Academic prioritization worries some, assures others

The academic prioritization process, which helps determine the fate of academic programs at Southern Oregon University, has been on the minds of faculty and staff members ever since the final reports were released in May.

The academic prioritization report ranked 165 academic programs into quintiles of 33 programs each. Eighteen programs were less than two years old and were not ranked. The full report can be read here.

All of the faculty and staff members contacted by the Siskiyou whose programs ranked in  the fifth quintile were either unable to respond to questions posed by email, did not want to comment on the prioritization process, or had not reviewed the prioritization report at the time the questions were posed.

David Humphrey, the director of the performing arts department, said there “were no surprises for us as we have been reassessing all our programs in the performing arts area for the past nine months.”

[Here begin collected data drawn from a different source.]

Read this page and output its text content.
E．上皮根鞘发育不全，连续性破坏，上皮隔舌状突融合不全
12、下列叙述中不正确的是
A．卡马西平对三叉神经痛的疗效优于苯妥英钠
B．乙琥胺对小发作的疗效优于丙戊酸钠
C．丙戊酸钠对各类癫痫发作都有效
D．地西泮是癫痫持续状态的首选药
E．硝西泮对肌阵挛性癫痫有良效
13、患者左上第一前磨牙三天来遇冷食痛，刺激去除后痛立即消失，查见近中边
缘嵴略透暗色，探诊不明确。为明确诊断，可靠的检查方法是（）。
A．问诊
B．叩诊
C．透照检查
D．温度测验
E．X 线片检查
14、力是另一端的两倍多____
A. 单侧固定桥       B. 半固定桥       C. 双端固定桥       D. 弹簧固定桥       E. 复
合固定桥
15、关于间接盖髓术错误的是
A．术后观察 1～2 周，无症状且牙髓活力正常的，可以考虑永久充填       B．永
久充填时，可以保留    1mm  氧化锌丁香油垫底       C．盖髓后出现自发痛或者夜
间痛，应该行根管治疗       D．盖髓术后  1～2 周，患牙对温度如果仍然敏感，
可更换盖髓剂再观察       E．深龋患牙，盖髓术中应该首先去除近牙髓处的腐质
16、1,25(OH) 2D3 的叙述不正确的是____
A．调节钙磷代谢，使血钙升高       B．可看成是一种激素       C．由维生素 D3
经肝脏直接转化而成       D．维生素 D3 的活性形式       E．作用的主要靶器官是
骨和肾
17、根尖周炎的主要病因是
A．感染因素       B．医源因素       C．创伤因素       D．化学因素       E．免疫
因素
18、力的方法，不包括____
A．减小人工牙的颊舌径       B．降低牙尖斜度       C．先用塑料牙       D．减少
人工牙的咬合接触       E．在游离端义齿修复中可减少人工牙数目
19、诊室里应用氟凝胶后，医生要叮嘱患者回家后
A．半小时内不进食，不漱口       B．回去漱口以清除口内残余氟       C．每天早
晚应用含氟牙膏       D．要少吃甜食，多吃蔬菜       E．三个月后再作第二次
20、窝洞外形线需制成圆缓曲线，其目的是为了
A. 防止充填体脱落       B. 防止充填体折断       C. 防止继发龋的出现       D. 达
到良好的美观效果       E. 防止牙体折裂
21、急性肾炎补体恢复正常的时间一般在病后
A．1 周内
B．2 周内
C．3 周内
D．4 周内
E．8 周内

Humphrey’s department saw their programs spread out over all the quintiles. The theater arts program was ranked in the first quintile, which “reaffirms our belief that our Theatre Arts program is one of the best in the nation,” Humphrey said.

Other performing arts programs weren’t as lucky, such as the Shakespeare studies minor and the theater arts minor, which ranked in the fourth and fifth quintiles respectively.

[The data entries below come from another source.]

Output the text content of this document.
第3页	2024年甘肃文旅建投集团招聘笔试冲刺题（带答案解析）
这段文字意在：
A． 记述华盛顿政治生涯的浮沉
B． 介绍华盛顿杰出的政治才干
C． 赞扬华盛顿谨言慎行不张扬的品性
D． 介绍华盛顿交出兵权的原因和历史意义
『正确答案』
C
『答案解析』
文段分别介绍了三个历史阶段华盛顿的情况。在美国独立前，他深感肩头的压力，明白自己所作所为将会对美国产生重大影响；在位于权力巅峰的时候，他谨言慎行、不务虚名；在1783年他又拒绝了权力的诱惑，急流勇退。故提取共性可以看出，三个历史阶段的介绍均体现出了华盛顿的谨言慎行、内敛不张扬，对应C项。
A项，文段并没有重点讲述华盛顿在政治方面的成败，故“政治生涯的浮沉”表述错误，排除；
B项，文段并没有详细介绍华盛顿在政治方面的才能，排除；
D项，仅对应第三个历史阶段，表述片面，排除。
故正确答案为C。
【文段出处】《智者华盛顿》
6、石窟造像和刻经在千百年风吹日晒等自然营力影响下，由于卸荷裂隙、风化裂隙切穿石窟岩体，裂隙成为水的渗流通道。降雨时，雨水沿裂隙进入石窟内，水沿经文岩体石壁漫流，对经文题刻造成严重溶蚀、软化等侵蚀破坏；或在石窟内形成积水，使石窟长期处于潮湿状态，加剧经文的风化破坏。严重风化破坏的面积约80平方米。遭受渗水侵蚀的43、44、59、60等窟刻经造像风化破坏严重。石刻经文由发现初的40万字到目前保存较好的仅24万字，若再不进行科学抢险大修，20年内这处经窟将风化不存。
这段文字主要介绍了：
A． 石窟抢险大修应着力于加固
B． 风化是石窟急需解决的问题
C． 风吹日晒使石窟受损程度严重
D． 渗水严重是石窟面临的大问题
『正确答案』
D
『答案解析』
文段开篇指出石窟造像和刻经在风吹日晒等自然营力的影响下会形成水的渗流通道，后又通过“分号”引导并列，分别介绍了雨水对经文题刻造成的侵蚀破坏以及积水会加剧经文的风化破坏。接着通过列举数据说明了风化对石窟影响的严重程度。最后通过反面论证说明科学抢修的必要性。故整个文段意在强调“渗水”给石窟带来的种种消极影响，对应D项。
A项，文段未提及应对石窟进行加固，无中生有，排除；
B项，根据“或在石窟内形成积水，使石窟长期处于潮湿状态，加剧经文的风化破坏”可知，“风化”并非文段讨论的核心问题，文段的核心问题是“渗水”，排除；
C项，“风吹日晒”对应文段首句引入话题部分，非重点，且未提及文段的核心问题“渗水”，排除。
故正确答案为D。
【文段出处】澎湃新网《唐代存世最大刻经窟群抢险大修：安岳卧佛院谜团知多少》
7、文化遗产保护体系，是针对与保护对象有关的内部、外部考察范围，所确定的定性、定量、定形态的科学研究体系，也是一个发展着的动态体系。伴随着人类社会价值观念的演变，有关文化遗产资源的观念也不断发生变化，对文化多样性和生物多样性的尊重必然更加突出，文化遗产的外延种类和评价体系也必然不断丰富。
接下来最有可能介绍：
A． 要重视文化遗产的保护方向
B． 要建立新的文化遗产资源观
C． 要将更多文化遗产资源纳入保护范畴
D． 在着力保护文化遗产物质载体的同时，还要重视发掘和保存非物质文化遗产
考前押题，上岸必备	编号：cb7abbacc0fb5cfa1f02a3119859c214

According to the SOU theater arts webpage, SOU was designated a “Center for Excellence in the fine and performing arts” by the Oregon University system.

According the academic prioritization report submitted by the prioritization board, programs that were ranked in the first quintile are in a position to be enhanced in the future, while programs that were ranked in the fifth have uncertain futures as they may face consolidation, restructure or elimination.

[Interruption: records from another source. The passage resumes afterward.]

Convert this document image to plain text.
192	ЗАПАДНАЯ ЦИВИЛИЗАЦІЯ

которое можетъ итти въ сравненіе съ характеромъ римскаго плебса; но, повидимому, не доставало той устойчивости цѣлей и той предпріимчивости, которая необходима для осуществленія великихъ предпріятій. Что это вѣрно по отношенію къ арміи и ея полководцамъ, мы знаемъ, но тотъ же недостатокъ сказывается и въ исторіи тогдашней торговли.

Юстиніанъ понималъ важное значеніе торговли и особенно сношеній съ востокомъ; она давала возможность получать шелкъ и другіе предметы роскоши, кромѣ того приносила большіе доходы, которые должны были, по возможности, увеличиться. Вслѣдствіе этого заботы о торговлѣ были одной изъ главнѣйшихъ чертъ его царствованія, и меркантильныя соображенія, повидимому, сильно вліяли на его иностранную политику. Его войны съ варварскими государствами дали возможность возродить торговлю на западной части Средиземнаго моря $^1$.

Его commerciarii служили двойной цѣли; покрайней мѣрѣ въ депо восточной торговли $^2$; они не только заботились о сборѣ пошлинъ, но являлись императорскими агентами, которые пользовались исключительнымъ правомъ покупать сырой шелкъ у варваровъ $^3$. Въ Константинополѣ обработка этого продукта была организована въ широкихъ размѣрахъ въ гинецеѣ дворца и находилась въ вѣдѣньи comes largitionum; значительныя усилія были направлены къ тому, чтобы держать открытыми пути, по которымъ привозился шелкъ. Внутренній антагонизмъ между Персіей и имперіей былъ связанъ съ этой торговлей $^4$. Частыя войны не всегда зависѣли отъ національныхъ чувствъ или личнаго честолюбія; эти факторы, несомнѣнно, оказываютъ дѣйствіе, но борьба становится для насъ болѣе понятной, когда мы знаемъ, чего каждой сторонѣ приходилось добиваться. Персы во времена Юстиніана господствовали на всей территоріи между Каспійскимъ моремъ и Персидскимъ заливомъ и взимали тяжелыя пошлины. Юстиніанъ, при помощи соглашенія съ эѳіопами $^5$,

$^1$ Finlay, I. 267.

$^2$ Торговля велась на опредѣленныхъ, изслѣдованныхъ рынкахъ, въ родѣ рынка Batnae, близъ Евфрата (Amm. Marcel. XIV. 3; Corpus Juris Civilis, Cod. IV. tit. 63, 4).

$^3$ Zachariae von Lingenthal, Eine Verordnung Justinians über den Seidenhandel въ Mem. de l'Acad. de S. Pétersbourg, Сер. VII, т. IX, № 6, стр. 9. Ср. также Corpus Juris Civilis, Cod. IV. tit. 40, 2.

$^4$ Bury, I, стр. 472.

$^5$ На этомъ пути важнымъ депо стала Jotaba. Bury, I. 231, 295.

University officials involved in the process, including Daniel DeNeui, an SOU psychology professor who headed the prioritization process, and Jim Klein, SOU provost, have stressed that a program’s ranking does not automatically guarantee elimination or expansion. A host of other factors are also considered, such as how the program contributes to the institution’s future goals and how the program fulfills the university’s immediate needs.

They added that any students currently enrolled in any major will be guaranteed to graduate, regardless of changes made to the department.